Cifuentes v. State

816 So. 2d 804 | Fla. Dist. Ct. App. | 2002

816 So.2d 804 (2002)

Daniel CIFUENTES, Appellant,
v.
The STATE of Florida, Appellee.

No. 3D01-2604.

District Court of Appeal of Florida, Third District.

May 15, 2002.

Daniel Cifuentes, in proper person.

Robert A. Butterworth, Attorney General, and Steven R. Berger, Assistant Attorney General, for appellee.

Before COPE, FLETCHER, and RAMIREZ, JJ.

PER CURIAM.

Daniel Cifuentes appeals an order denying his motion for postconviction relief. Although this involves a plea entered on October 26, 1988, the State does not contest *805 the timeliness of this appeal pursuant to Wood v. State, 750 So.2d 592 (Fla.1999).

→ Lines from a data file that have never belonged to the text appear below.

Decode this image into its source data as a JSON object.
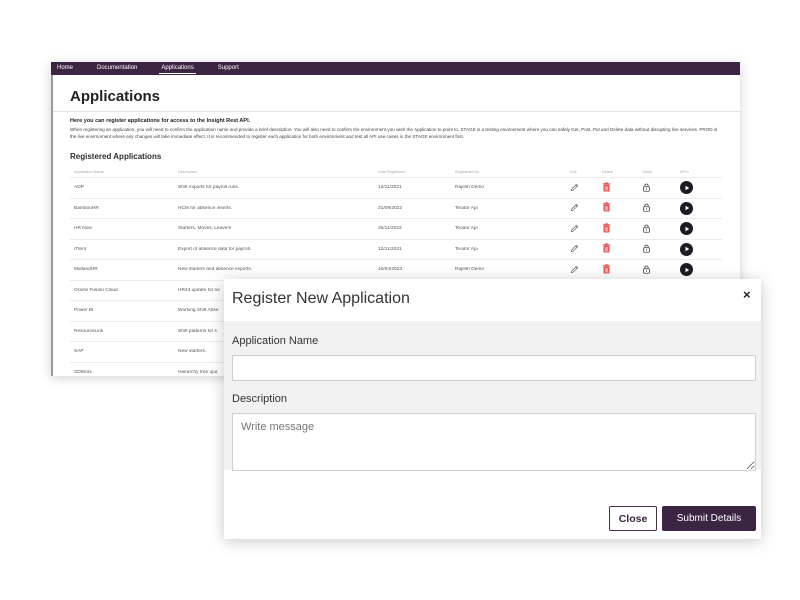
{
  "nav": [
    "Home",
    "Documentation",
    "Applications",
    "Support"
  ],
  "nav_active_index": 2,
  "page": {
    "title": "Applications",
    "intro_heading": "Here you can register applications for access to the Insight Rest API.",
    "intro_body": "When registering an application, you will need to confirm the application name and provide a brief description. You will also need to confirm the environment you wish the Application to point to. STAGE is a testing environment where you can safely Get, Post, Put and Delete data without disrupting live services. PROD is the live environment where any changes will take immediate effect. It is recommended to register each application for both environment and test all API use cases in the STAGE environment first.",
    "registered_title": "Registered Applications"
  },
  "table": {
    "headers": [
      "Application Name",
      "Description",
      "Date Registered",
      "Registered By",
      "Edit",
      "Delete",
      "Token",
      "API's"
    ],
    "rows": [
      {
        "name": "ADP",
        "description": "Shift exports for payroll runs.",
        "date": "12/11/2021",
        "by": "Rajesh Demo",
        "actions": true
      },
      {
        "name": "BambooHR",
        "description": "HCM for absence inserts.",
        "date": "21/09/2022",
        "by": "Teodor Api",
        "actions": true
      },
      {
        "name": "HR Now",
        "description": "Starters, Moves, Leavers",
        "date": "25/11/2022",
        "by": "Teodor Api",
        "actions": true
      },
      {
        "name": "iTrent",
        "description": "Export of absence data for payroll.",
        "date": "12/11/2021",
        "by": "Teodor Api",
        "actions": true
      },
      {
        "name": "MidlandHR",
        "description": "New starters and absence exports.",
        "date": "10/04/2023",
        "by": "Rajesh Demo",
        "actions": true
      },
      {
        "name": "Oracle Fusion Cloud",
        "description": "HR44 update for ne",
        "date": "",
        "by": "",
        "actions": false
      },
      {
        "name": "Power BI",
        "description": "Working Shift Abse",
        "date": "",
        "by": "",
        "actions": false
      },
      {
        "name": "ResourceLink",
        "description": "Shift patterns for s",
        "date": "",
        "by": "",
        "actions": false
      },
      {
        "name": "SAP",
        "description": "New starters.",
        "date": "",
        "by": "",
        "actions": false
      },
      {
        "name": "SDWorx",
        "description": "Hierarchy tree upd",
        "date": "",
        "by": "",
        "actions": false
      }
    ]
  },
  "modal": {
    "title": "Register New Application",
    "close_glyph": "×",
    "name_label": "Application Name",
    "name_value": "",
    "desc_label": "Description",
    "desc_placeholder": "Write message",
    "close_button": "Close",
    "submit_button": "Submit Details"
  },
  "colors": {
    "brand": "#3c2542",
    "delete_icon": "#e8534f",
    "play_icon": "#1e1a24"
  },
  "icons": {
    "edit": "pencil-icon",
    "delete": "trash-icon",
    "token": "lock-icon",
    "api": "play-icon"
  }
}
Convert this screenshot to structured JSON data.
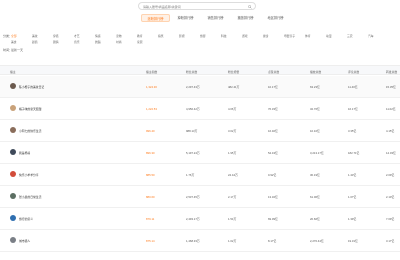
{
  "search": {
    "placeholder": "请输入账号/商品名称/关键词"
  },
  "tabs": [
    {
      "label": "涨粉排行榜",
      "active": true
    },
    {
      "label": "掉粉排行榜",
      "active": false
    },
    {
      "label": "销售排行榜",
      "active": false
    },
    {
      "label": "播放排行榜",
      "active": false
    },
    {
      "label": "地区排行榜",
      "active": false
    }
  ],
  "filters": {
    "category_label": "分类：",
    "row1": [
      "全部",
      "美妆",
      "穿搭",
      "才艺",
      "情感",
      "宠物",
      "教育",
      "搞笑",
      "影视",
      "旅游",
      "科技",
      "游戏",
      "健身",
      "母婴亲子",
      "体育",
      "动漫",
      "三农",
      "汽车",
      "职场",
      "生活",
      "其他"
    ],
    "row2": [
      "美食",
      "颜值",
      "剧情",
      "音乐",
      "舞蹈",
      "时尚",
      "家居"
    ],
    "time_label": "时间：",
    "time_value": "最新一天"
  },
  "table": {
    "headers": [
      "播主",
      "播主指数",
      "粉丝总数",
      "粉丝增量",
      "点赞总数",
      "播放总数",
      "评论总数",
      "转发总数"
    ],
    "rows": [
      {
        "name": "陈小橙子的美妆日记",
        "score": "1,324.30",
        "fans": "2,297.43万",
        "fans_inc": "482.41万",
        "likes": "10.17亿",
        "plays": "63.23亿",
        "comments": "11.40亿",
        "shares": "15.35亿",
        "avatar": "#6b5a4e"
      },
      {
        "name": "橘子味的夏天很甜",
        "score": "1,222.53",
        "fans": "4,956.42万",
        "fans_inc": "4.06万",
        "likes": "76.33亿",
        "plays": "32.76亿",
        "comments": "16.17亿",
        "shares": "11.02亿",
        "avatar": "#c9a27a"
      },
      {
        "name": "小阿七的快乐生活",
        "score": "996.40",
        "fans": "988.13万",
        "fans_inc": "3.02万",
        "likes": "16.40亿",
        "plays": "10.10亿",
        "comments": "3.35亿",
        "shares": "4.15亿",
        "avatar": "#8a6d5b"
      },
      {
        "name": "我是杨哥",
        "score": "896.30",
        "fans": "5,197.24万",
        "fans_inc": "1.95万",
        "likes": "54.43亿",
        "plays": "3,213.17亿",
        "comments": "182.71亿",
        "shares": "14.03亿",
        "avatar": "#3f4a5a"
      },
      {
        "name": "快乐小羊羊分享",
        "score": "885.50",
        "fans": "1.76万",
        "fans_inc": "24.44万",
        "likes": "0.92亿",
        "plays": "30.19亿",
        "comments": "1.43亿",
        "shares": "2.09亿",
        "avatar": "#d24c3a"
      },
      {
        "name": "张小晨的日常生活",
        "score": "880.60",
        "fans": "2,537.45万",
        "fans_inc": "2.17万",
        "likes": "13.32亿",
        "plays": "61.06亿",
        "comments": "1.07亿",
        "shares": "2.10亿",
        "avatar": "#5c6f63"
      },
      {
        "name": "旅行的意义",
        "score": "879.11",
        "fans": "2,493.17万",
        "fans_inc": "1.54万",
        "likes": "69.09亿",
        "plays": "20.66亿",
        "comments": "1.39亿",
        "shares": "7.09亿",
        "avatar": "#2f6fb0"
      },
      {
        "name": "城市猎人",
        "score": "875.14",
        "fans": "1,468.33万",
        "fans_inc": "1.02万",
        "likes": "8.17亿",
        "plays": "2,270.44亿",
        "comments": "19.31亿",
        "shares": "3.17亿",
        "avatar": "#7a7f86"
      }
    ]
  },
  "colors": {
    "accent": "#ff7a1a"
  }
}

The recent supreme court decision in Major v. State, 814 So.2d 424 (Fla.2002) left undecided whether affirmative misadvice by counsel, as alleged in Cifuentes' motion, could form the basis for withdrawing a guilty plea. There is a conflict in the districts on this issue. The Fourth District has held that such an allegation could form the basis for relief. See Jones v. State, 814 So.2d 446 (Fla. 4th DCA 2001); Smith v. State, 784 So.2d 460 (Fla. 4th DCA 2000). The Second District disagrees. See Horne v. State, 792 So.2d 581, 582 (Fla. 2d DCA 2001), certifying conflict with Smith. We have aligned ourselves with the Second District in that when counsel misinforms his client of the potential sentence-enhancing consequences of his plea, it is a collateral consequence which does not render a plea involuntary. See Scott v. State, 813 So.2d 1025 (Fla. 3d DCA 2002).

We therefore affirm the summary denial of the motion for postconviction relief, and certify conflict with Smith v. State, 784 So.2d 460 (Fla. 4th DCA 2000).